Therefore, despite the reform, unless joint custody is agreed upon by both parents, joint custody remains exceptional, which requires a favorable report of the prosecution and is based only on the protection of the interests of the child, which makes the practical application of this rule very restrictive.

However, the situation seems to be undergoing a change in many courts. A Supreme Court decision, dated July 7, 2011, recalls that the starting point when deciding on the future of the children following the breakdown of a marriage is to protect their interests: among them the previous practice of parenting in their relationship with the child, their personal abilities, and the children's wishes.

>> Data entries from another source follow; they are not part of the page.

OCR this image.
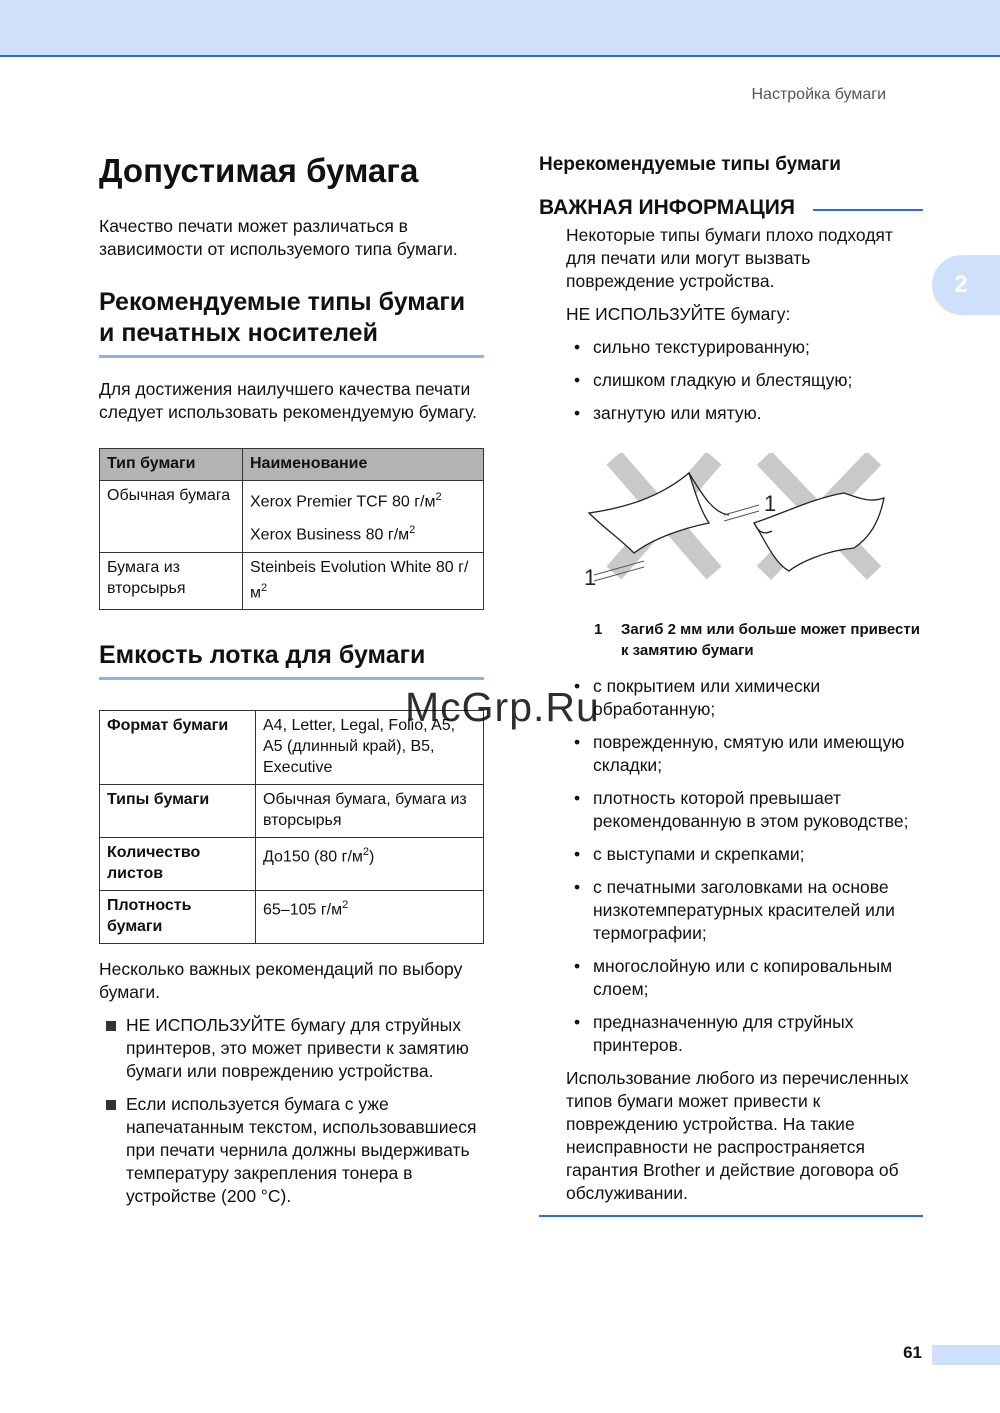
Настройка бумаги
2
Допустимая бумага

Качество печати может различаться в зависимости от используемого типа бумаги.

Рекомендуемые типы бумаги и печатных носителей

Для достижения наилучшего качества печати следует использовать рекомендуемую бумагу.

Тип бумаги	Наименование
Обычная бумага	Xerox Premier TCF 80 $г/м^2$
Xerox Business 80 $г/м^2$

Бумага из вторсырья	Steinbeis Evolution White 80 $г/м^2$
Емкость лотка для бумаги
Формат бумаги	A4, Letter, Legal, Folio, A5, A5 (длинный край), B5, Executive
Типы бумаги	Обычная бумага, бумага из вторсырья
Количество листов	До150 (80 $г/м^2$)
Плотность бумаги	65–105 $г/м^2$

Несколько важных рекомендаций по выбору бумаги.

НЕ ИСПОЛЬЗУЙТЕ бумагу для струйных принтеров, это может привести к замятию бумаги или повреждению устройства.
Если используется бумага с уже напечатанным текстом, использовавшиеся при печати чернила должны выдерживать температуру закрепления тонера в устройстве (200 °C).
Нерекомендуемые типы бумаги
ВАЖНАЯ ИНФОРМАЦИЯ

Некоторые типы бумаги плохо подходят для печати или могут вызвать повреждение устройства.

НЕ ИСПОЛЬЗУЙТЕ бумагу:

• сильно текстурированную;
• слишком гладкую и блестящую;
• загнутую или мятую.
1
1
1	Загиб 2 мм или больше может привести к замятию бумаги
• с покрытием или химически обработанную;
• поврежденную, смятую или имеющую складки;
• плотность которой превышает рекомендованную в этом руководстве;
• с выступами и скрепками;
• с печатными заголовками на основе низкотемпературных красителей или термографии;
• многослойную или с копировальным слоем;
• предназначенную для струйных принтеров.

Использование любого из перечисленных типов бумаги может привести к повреждению устройства. На такие неисправности не распространяется гарантия Brother и действие договора об обслуживании.

McGrp.Ru
61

It should be understood that the wording of Article 92 "cannot conclude" that joint custody "is an exceptional measure", but "on the contrary, should be considered normal, is effective because it allows children to interact with both parents, even in crisis situations, whenever possible."

==Regional differences==
Some autonomous communities, such as Aragon, Catalonia, Navarra and Valencia, have regional specific custody legislation. Compared to the Spanish Civil Code (The Civil Code of Spain) (Spanish: Código Civil), formally the Royal Decree of 24 July 1889 (Spanish: Real Decreto de 24 de julio de 1889) is the law that regulates the major aspects of Spanish civil law), the regional legislation promotes joint custody as a general or preferred option that does not require the agreement of both parties nor a report from the Public Prosecutor. In this way, the regional legislation circumvents two vetoes that often prevented the application of joint custody in practice.

=== Aragon ===
Child custody in Aragon is regulated by law 2/2010 on the Equality in Family Relations. In Spain, this law pioneered joint custody as the preferred option after divorce or separation, while always evaluating the specific case and seeking the best interest of the child.

=== Catalonia ===
The Catalan child custody law, which came into force on January 1, 2011, provides for the preferential treatment of joint custody, but it will not be granted by default, and if there is no agreement between the parents, the judge will decide which of the two assumes the "guardian" of the minor children. AT the time of divorce or separation, couples with children are required to file a "parenting plan" with the court, delineating a proposal from each parent regarding the custody of the children and their upbringing and education.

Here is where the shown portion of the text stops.